Code Coverage in Rust

Productivity tools you employ to make yourself more efficient that actually take up most of your productive time.

Reading time: about 6 minutes (1038 words).

One side project that has been sitting by the wayside since completing my PhD has been to polish up and publish Wafer: my fancy 3D wavefunction solver. For reasons, one of which is mostly structured procratstination, this polishing ended up being a port/re-write in Rust. Delving into the Rust ecosystem has been fun and if you check Wafer’s commit history you’ll notice large rewrites again and again as I basically play around with things; having no real development schedule or design restrictions.

It may seem a little counter intuitive then, that I’m also trying at the same time to learn all the rigid structures of software development. Proper documentation, testing, error handling, data structures etc.

The Rust tooling makes much of this a breeze. For example, you write comments above your functions in markdown, call cargo doc and a complete document is compiled for you.

Rust is actively evolving though, and hiccups do occur—sometimes more that you’d like. Staying with the documentation example, if you want to document all your routines as more of a developers document, the command to do so is simply

cargo rustdoc --open -- --no-defaults --passes collapse-docs --passes unindent-comments --passes strip-priv-imports

and obviously rolls off the keyboard just as effortlessly as cargo doc. Fixes are in the works for this oversight, and it’s really not too much more than a quirk that’s fairly obvious to find a solution for. Usually that comes in the form of a well written article on some well known and respected Rust blogger’s site.

Recently, an excellent write up by Razican on getting Rust to play with Travis enabled me to set up a seamless testing environment, with developer documentation instantly updated on every commit (here if you want to check it out).

Formal, structured testing is somewhat new to me, since spitting debug data to stdout and making sure numbers matched up to some expected output has pretty much been end-of-story in the past. Travis is a tool that other open source projects have had enabled, so it’s existence is known to me, and previously I even managed to add some tests that did a good job of failing for a while before getting it right.

The idea of code coverage however is something I’d never heard of before Razican’s post. So, to check it out I chucked in the extra configuration steps to my .travis.yml and set up a Codecov account. To my surprise, the five or so extremely minimal tests I’d written gave me an impressive 96% coverage!

Something didn’t add up.

Pulling up the raw logs, it was clear that total_lines here

{"file": "/home/travis/build/Libbum/Wafer/src/grid.rs", "percent_covered": "100.00", "covered_lines": "35", "total_lines": "35"}

needs to be a little larger. That file was 722 lines long at the time.
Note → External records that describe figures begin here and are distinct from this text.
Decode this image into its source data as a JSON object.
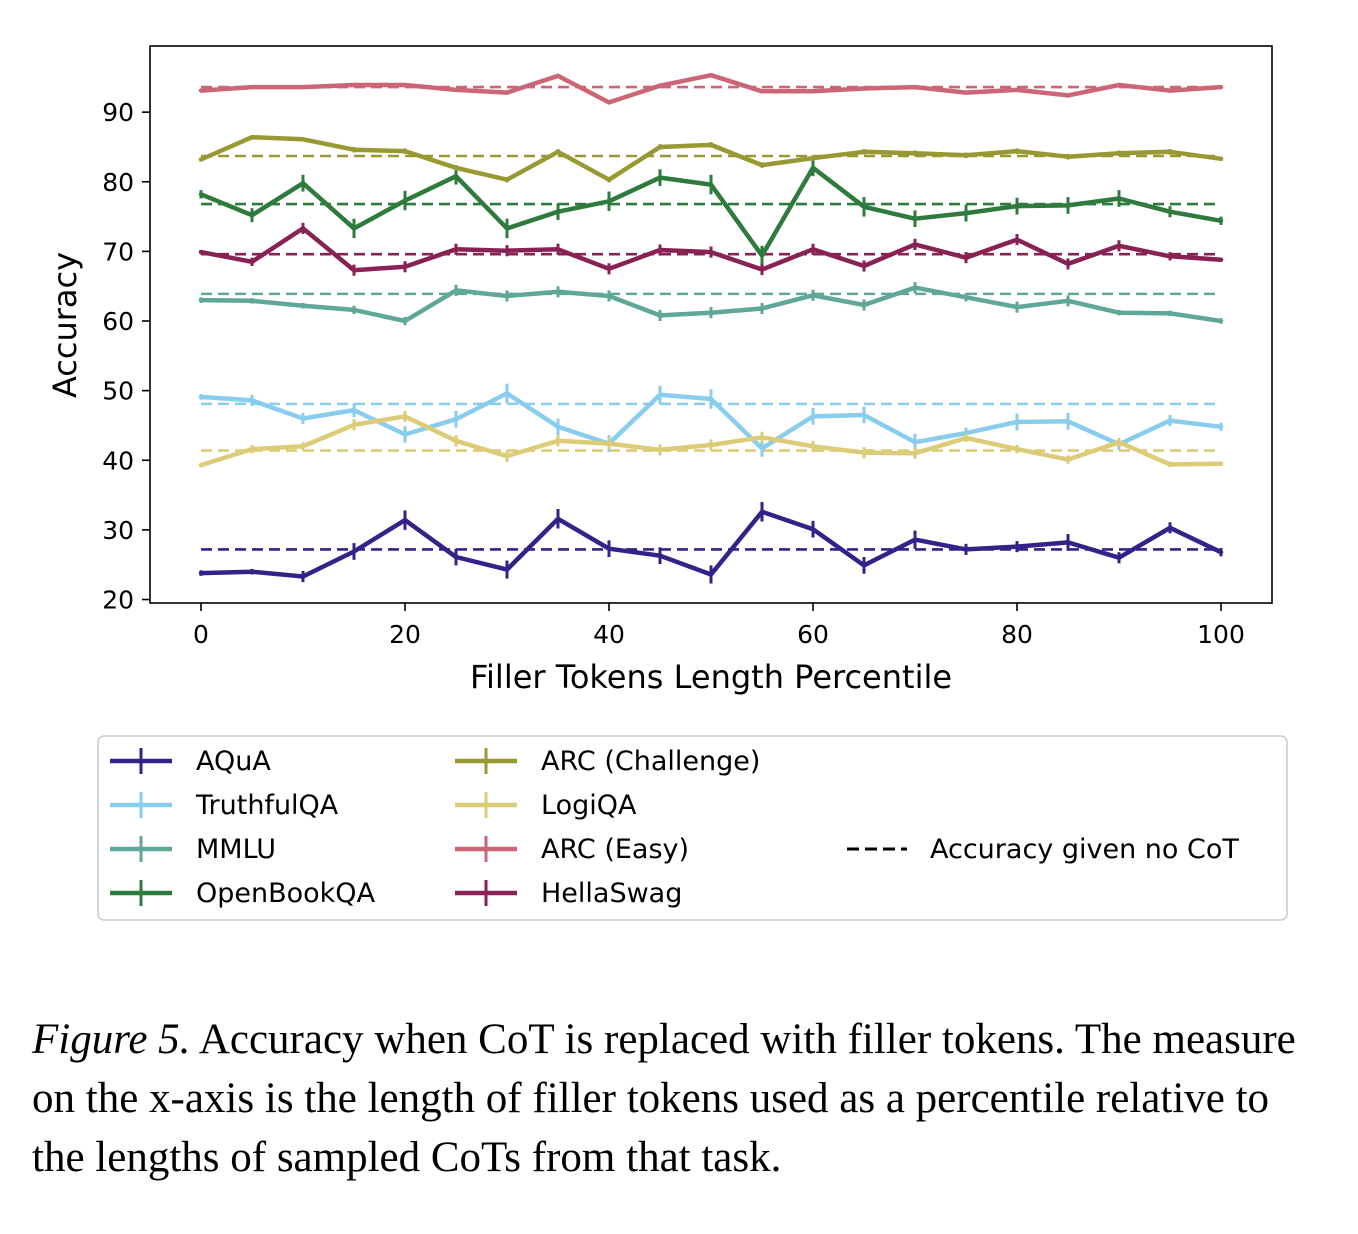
{
  "chart_data": {
    "type": "line",
    "title": "",
    "xlabel": "Filler Tokens Length Percentile",
    "ylabel": "Accuracy",
    "xlim": [
      -5,
      105
    ],
    "ylim": [
      19.5,
      99.5
    ],
    "xticks": [
      0,
      20,
      40,
      60,
      80,
      100
    ],
    "yticks": [
      20,
      30,
      40,
      50,
      60,
      70,
      80,
      90
    ],
    "x": [
      0,
      5,
      10,
      15,
      20,
      25,
      30,
      35,
      40,
      45,
      50,
      55,
      60,
      65,
      70,
      75,
      80,
      85,
      90,
      95,
      100
    ],
    "series": [
      {
        "name": "AQuA",
        "color": "#332288",
        "baseline": 27.2,
        "values": [
          23.8,
          24.0,
          23.3,
          26.9,
          31.4,
          26.1,
          24.3,
          31.6,
          27.3,
          26.3,
          23.6,
          32.6,
          30.1,
          24.9,
          28.6,
          27.2,
          27.6,
          28.2,
          26.0,
          30.3,
          26.8
        ],
        "errors": [
          0.4,
          0.4,
          0.8,
          1.2,
          1.4,
          1.2,
          1.3,
          1.4,
          1.2,
          1.2,
          1.3,
          1.4,
          1.2,
          1.2,
          1.3,
          0.8,
          0.8,
          1.2,
          0.8,
          0.8,
          0.6
        ]
      },
      {
        "name": "TruthfulQA",
        "color": "#88ccee",
        "baseline": 48.1,
        "values": [
          49.1,
          48.6,
          46.0,
          47.2,
          43.7,
          45.9,
          49.6,
          44.8,
          42.4,
          49.4,
          48.8,
          41.7,
          46.3,
          46.5,
          42.6,
          43.9,
          45.5,
          45.6,
          42.3,
          45.7,
          44.8
        ],
        "errors": [
          0.4,
          0.8,
          0.8,
          1.0,
          1.2,
          1.2,
          1.4,
          1.2,
          1.2,
          1.3,
          1.4,
          1.2,
          1.2,
          1.2,
          1.2,
          0.8,
          1.2,
          1.2,
          0.8,
          0.8,
          0.6
        ]
      },
      {
        "name": "MMLU",
        "color": "#5fa898",
        "baseline": 63.9,
        "values": [
          63.0,
          62.9,
          62.2,
          61.6,
          60.0,
          64.4,
          63.6,
          64.2,
          63.6,
          60.8,
          61.2,
          61.8,
          63.7,
          62.3,
          64.8,
          63.4,
          62.0,
          62.9,
          61.2,
          61.1,
          60.0
        ],
        "errors": [
          0.4,
          0.4,
          0.4,
          0.6,
          0.6,
          0.8,
          0.8,
          0.8,
          0.8,
          0.8,
          0.8,
          0.8,
          0.8,
          0.8,
          0.8,
          0.6,
          0.8,
          0.8,
          0.4,
          0.4,
          0.4
        ]
      },
      {
        "name": "OpenBookQA",
        "color": "#2f7a3d",
        "baseline": 76.8,
        "values": [
          78.2,
          75.2,
          79.8,
          73.3,
          77.3,
          80.8,
          73.3,
          75.7,
          77.2,
          80.6,
          79.6,
          69.4,
          82.0,
          76.4,
          74.7,
          75.5,
          76.5,
          76.6,
          77.6,
          75.7,
          74.4
        ],
        "errors": [
          0.6,
          1.0,
          1.2,
          1.4,
          1.4,
          1.2,
          1.4,
          1.2,
          1.4,
          1.2,
          1.4,
          1.4,
          1.2,
          1.4,
          1.2,
          1.2,
          1.2,
          1.2,
          1.2,
          0.8,
          0.6
        ]
      },
      {
        "name": "ARC (Challenge)",
        "color": "#999933",
        "baseline": 83.7,
        "values": [
          83.2,
          86.4,
          86.1,
          84.6,
          84.4,
          82.0,
          80.3,
          84.3,
          80.3,
          85.0,
          85.3,
          82.4,
          83.4,
          84.3,
          84.1,
          83.8,
          84.4,
          83.6,
          84.1,
          84.3,
          83.3
        ],
        "errors": [
          0.3,
          0.3,
          0.3,
          0.4,
          0.4,
          0.4,
          0.4,
          0.4,
          0.4,
          0.4,
          0.4,
          0.4,
          0.4,
          0.4,
          0.4,
          0.4,
          0.4,
          0.4,
          0.4,
          0.4,
          0.3
        ]
      },
      {
        "name": "LogiQA",
        "color": "#ddcc77",
        "baseline": 41.4,
        "values": [
          39.3,
          41.6,
          42.0,
          45.1,
          46.3,
          42.8,
          40.6,
          42.8,
          42.4,
          41.5,
          42.2,
          43.3,
          42.0,
          41.1,
          41.0,
          43.2,
          41.6,
          40.1,
          42.6,
          39.4,
          39.5
        ],
        "errors": [
          0.3,
          0.6,
          0.6,
          0.8,
          0.8,
          0.8,
          0.8,
          0.8,
          0.8,
          0.8,
          0.8,
          0.8,
          0.8,
          0.8,
          0.8,
          0.6,
          0.6,
          0.6,
          0.6,
          0.4,
          0.3
        ]
      },
      {
        "name": "ARC (Easy)",
        "color": "#cc6677",
        "baseline": 93.6,
        "values": [
          93.1,
          93.6,
          93.6,
          93.9,
          93.9,
          93.2,
          92.8,
          95.2,
          91.4,
          93.8,
          95.3,
          93.0,
          93.0,
          93.4,
          93.6,
          92.8,
          93.2,
          92.4,
          93.9,
          93.1,
          93.6
        ],
        "errors": [
          0.2,
          0.2,
          0.2,
          0.3,
          0.3,
          0.3,
          0.3,
          0.3,
          0.3,
          0.3,
          0.3,
          0.3,
          0.3,
          0.3,
          0.3,
          0.3,
          0.3,
          0.3,
          0.3,
          0.3,
          0.2
        ]
      },
      {
        "name": "HellaSwag",
        "color": "#882255",
        "baseline": 69.6,
        "values": [
          69.9,
          68.5,
          73.3,
          67.3,
          67.8,
          70.3,
          70.1,
          70.3,
          67.5,
          70.2,
          69.9,
          67.4,
          70.3,
          67.9,
          71.0,
          69.1,
          71.7,
          68.2,
          70.8,
          69.3,
          68.8
        ],
        "errors": [
          0.3,
          0.6,
          0.8,
          0.8,
          0.8,
          0.8,
          0.8,
          0.8,
          0.8,
          0.8,
          0.8,
          0.8,
          0.8,
          0.8,
          0.8,
          0.8,
          0.8,
          0.8,
          0.8,
          0.6,
          0.3
        ]
      }
    ],
    "legend": {
      "placement": "below",
      "baseline_label": "Accuracy given no CoT"
    }
  },
  "caption": {
    "figure_label": "Figure 5.",
    "text": "Accuracy when CoT is replaced with filler tokens. The measure on the x-axis is the length of filler tokens used as a percentile relative to the lengths of sampled CoTs from that task."
  }
}
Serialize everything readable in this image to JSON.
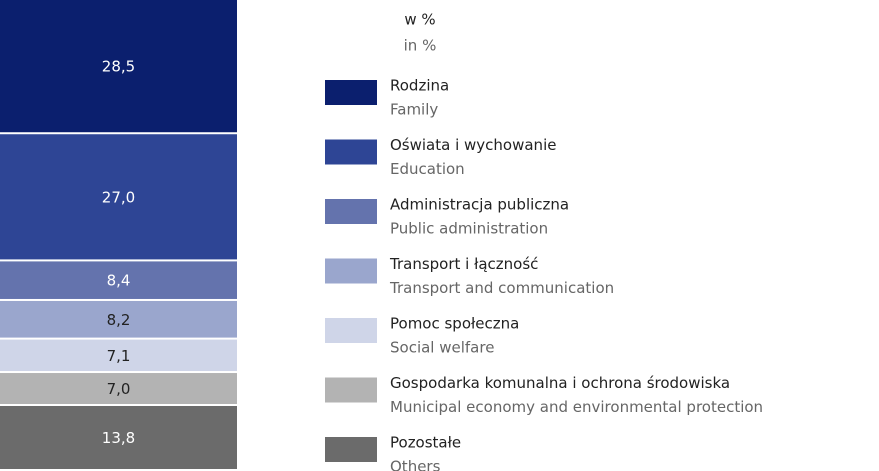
{
  "chart_data": {
    "type": "stacked_bar",
    "unit": "w %",
    "unit_en": "in %",
    "ylim": [
      0,
      100
    ],
    "series": [
      {
        "name": "Rodzina",
        "name_en": "Family",
        "color": "#0b1f6e",
        "values": [
          28.5
        ],
        "value_labels": [
          "28,5"
        ]
      },
      {
        "name": "Oświata i wychowanie",
        "name_en": "Education",
        "color": "#2e4595",
        "values": [
          27.0
        ],
        "value_labels": [
          "27,0"
        ]
      },
      {
        "name": "Administracja publiczna",
        "name_en": "Public administration",
        "color": "#6473ad",
        "values": [
          8.4
        ],
        "value_labels": [
          "8,4"
        ]
      },
      {
        "name": "Transport i łączność",
        "name_en": "Transport and communication",
        "color": "#9aa6cd",
        "values": [
          8.2
        ],
        "value_labels": [
          "8,2"
        ]
      },
      {
        "name": "Pomoc społeczna",
        "name_en": "Social welfare",
        "color": "#cfd5e8",
        "values": [
          7.1
        ],
        "value_labels": [
          "7,1"
        ]
      },
      {
        "name": "Gospodarka komunalna i ochrona środowiska",
        "name_en": "Municipal economy and environmental protection",
        "color": "#b3b3b3",
        "values": [
          7.0
        ],
        "value_labels": [
          "7,0"
        ]
      },
      {
        "name": "Pozostałe",
        "name_en": "Others",
        "color": "#6b6b6b",
        "values": [
          13.8
        ],
        "value_labels": [
          "13,8"
        ]
      }
    ]
  }
}
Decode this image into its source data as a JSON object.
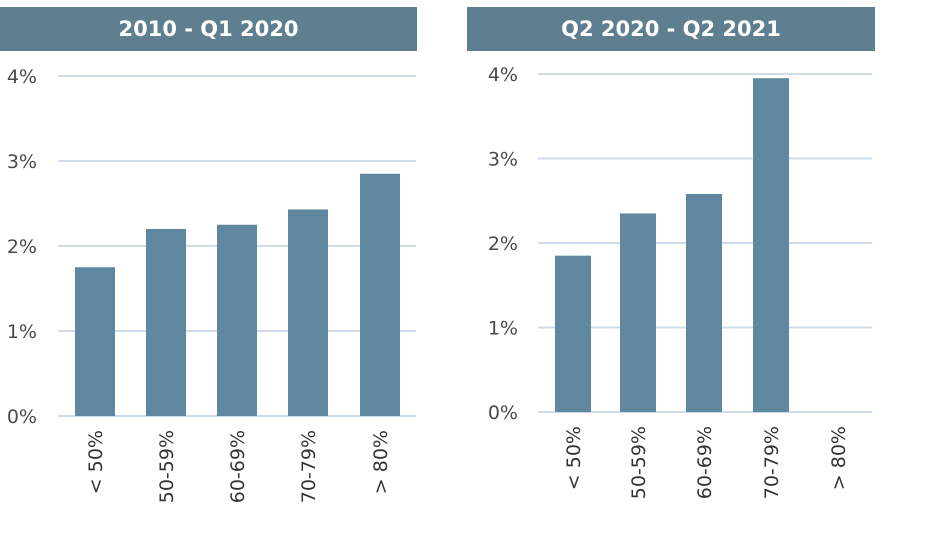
{
  "chart_data": [
    {
      "type": "bar",
      "title": "2010 - Q1 2020",
      "categories": [
        "< 50%",
        "50-59%",
        "60-69%",
        "70-79%",
        "> 80%"
      ],
      "values": [
        1.75,
        2.2,
        2.25,
        2.43,
        2.85
      ],
      "ylim": [
        0,
        4
      ],
      "yticks": [
        "0%",
        "1%",
        "2%",
        "3%",
        "4%"
      ],
      "grid": true,
      "color": "#5f87a0"
    },
    {
      "type": "bar",
      "title": "Q2 2020 - Q2 2021",
      "categories": [
        "< 50%",
        "50-59%",
        "60-69%",
        "70-79%",
        "> 80%"
      ],
      "values": [
        1.85,
        2.35,
        2.58,
        3.95,
        0
      ],
      "ylim": [
        0,
        4
      ],
      "yticks": [
        "0%",
        "1%",
        "2%",
        "3%",
        "4%"
      ],
      "grid": true,
      "color": "#5f87a0"
    }
  ]
}
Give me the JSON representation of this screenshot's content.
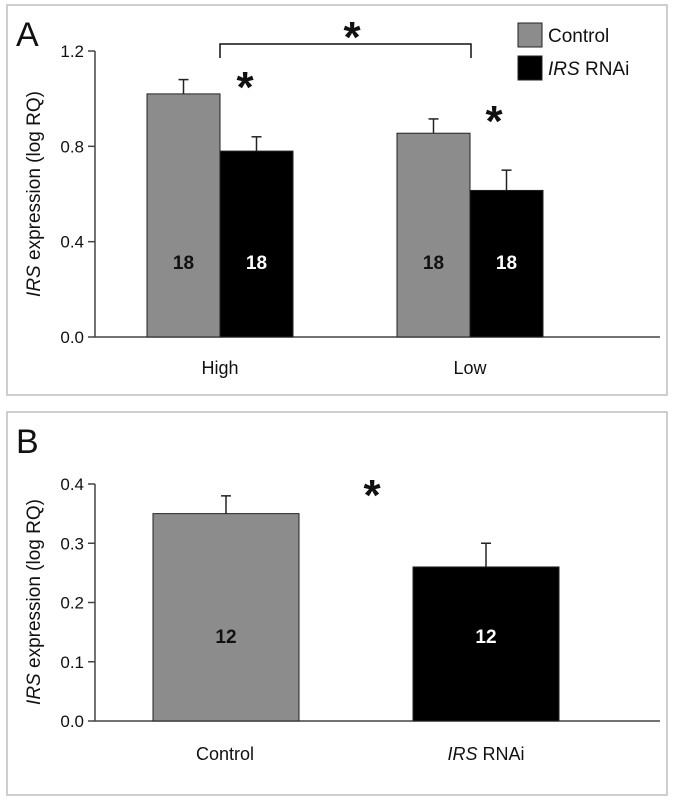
{
  "chart_data": [
    {
      "type": "bar",
      "panel_label": "A",
      "ylabel_italic": "IRS",
      "ylabel_rest": " expression (log RQ)",
      "categories": [
        "High",
        "Low"
      ],
      "yticks": [
        "0.0",
        "0.4",
        "0.8",
        "1.2"
      ],
      "ylim": [
        0,
        1.2
      ],
      "series": [
        {
          "name": "Control",
          "values": [
            1.02,
            0.855
          ],
          "errors": [
            0.06,
            0.06
          ],
          "n": [
            "18",
            "18"
          ],
          "color": "#8c8c8c",
          "label_color": "#111111"
        },
        {
          "name_italic": "IRS",
          "name_rest": " RNAi",
          "values": [
            0.78,
            0.615
          ],
          "errors": [
            0.06,
            0.085
          ],
          "n": [
            "18",
            "18"
          ],
          "color": "#000000",
          "label_color": "#ffffff"
        }
      ],
      "legend": "top-right",
      "annotations": [
        "*",
        "*",
        "*"
      ],
      "grid": false
    },
    {
      "type": "bar",
      "panel_label": "B",
      "ylabel_italic": "IRS",
      "ylabel_rest": " expression (log RQ)",
      "categories": [
        {
          "italic": "",
          "rest": "Control"
        },
        {
          "italic": "IRS",
          "rest": " RNAi"
        }
      ],
      "yticks": [
        "0.0",
        "0.1",
        "0.2",
        "0.3",
        "0.4"
      ],
      "ylim": [
        0,
        0.4
      ],
      "values": [
        0.35,
        0.26
      ],
      "errors": [
        0.03,
        0.04
      ],
      "n": [
        "12",
        "12"
      ],
      "colors": [
        "#8c8c8c",
        "#000000"
      ],
      "label_colors": [
        "#111111",
        "#ffffff"
      ],
      "annotations": [
        "*"
      ],
      "grid": false
    }
  ]
}
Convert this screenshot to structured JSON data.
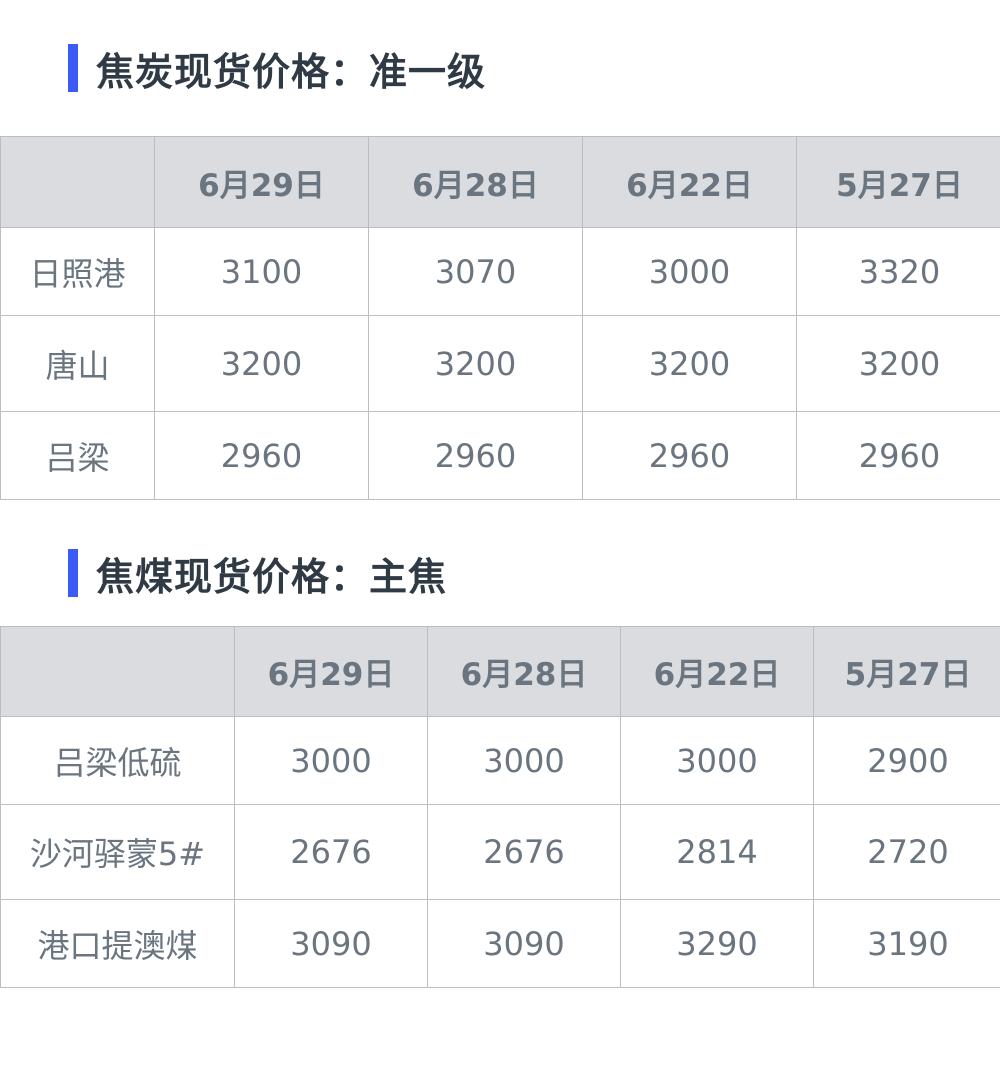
{
  "accent_color": "#3e5af6",
  "sections": [
    {
      "title": "焦炭现货价格：准一级",
      "columns": [
        "",
        "6月29日",
        "6月28日",
        "6月22日",
        "5月27日"
      ],
      "rows": [
        [
          "日照港",
          "3100",
          "3070",
          "3000",
          "3320"
        ],
        [
          "唐山",
          "3200",
          "3200",
          "3200",
          "3200"
        ],
        [
          "吕梁",
          "2960",
          "2960",
          "2960",
          "2960"
        ]
      ]
    },
    {
      "title": "焦煤现货价格：主焦",
      "columns": [
        "",
        "6月29日",
        "6月28日",
        "6月22日",
        "5月27日"
      ],
      "rows": [
        [
          "吕梁低硫",
          "3000",
          "3000",
          "3000",
          "2900"
        ],
        [
          "沙河驿蒙5#",
          "2676",
          "2676",
          "2814",
          "2720"
        ],
        [
          "港口提澳煤",
          "3090",
          "3090",
          "3290",
          "3190"
        ]
      ]
    }
  ]
}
Codecov support replied to me extremely quickly, although they couldn’t help solve the issue: the raw logs are what they match on, so it’s the rust compiler that’s not producing them correctly.

Here’s the point where I’d expect again to say that there’s a bit of a quirk with a fairly well documented solution, but this time none was to be found. Not that there wasn’t a solution, but there just wasn’t an easily explained blog post about it. Alas, the burden has therefore fallen squarely on my lap—the not-known-for-much-of-anything guy who’s Rust tag count on this blog is 1 (provided you count this post in that category).


Basically what’s happening is kcov (the tool we use to generate the logs that are sent to Codecov from the cargo test run) is quite language agnostic and just follows pathways of code that has been run vs not-run.

For example, a test like this on a convoluted function

fn between_five_ten(num: u23) -> bool {
    if num > 5 {
        if num < 10 {
            true
        } else {
            false
        }
    } else {
        false
    }
}

#[test]
fn test_four() {
    assert_eq!(between_five_ten(4), false);
}

will never enter the if num < 10 branch, meaning for 11 lines of code we test 6. If the above file had an additional 50 functions totalling some 800 lines of code, the result of kcovs tests would sill be 6 lines covered of a total of 11 lines.

The Rust compiler is effectively messing up kcov here rather than a bug existing somewhere in kcov itself. rustc will compile each function (and each global) into its own section of the output object file, then --gc-sections is passed to the linker which eliminates all unused elements. The reason for this is to cut down binary sizes, as we pull in tonnes of libraries for ease of use when coding up our projects, but seldom actually use all of the features. This does, however, have the implication that testable functions are stripped by default in test executables if they are not used (more specifically here: not tested), and now we see why kcov isn’t handling information as we’d like.

With this now understood, it was easier to identify if a solution had already been implemented or not by trawling the Rust bug tracker.

Thankfully, the issue was fixed in February by implementing a link_dead_code flag, which explicitly stops the linker from stripping untested code out of the binary. Ultimately you get a much larger executable, but the point here is to only compile with this flag if you need code coverage information.

So the now-simple fix is to run cargo test as RUSTFLAGS=-Clink-dead-code cargo test. Updating my .travis.yml and pushing a new commit swapped out my impressive 96% coverage to a much more impressive 9%. Time to get to writing some actual tests then!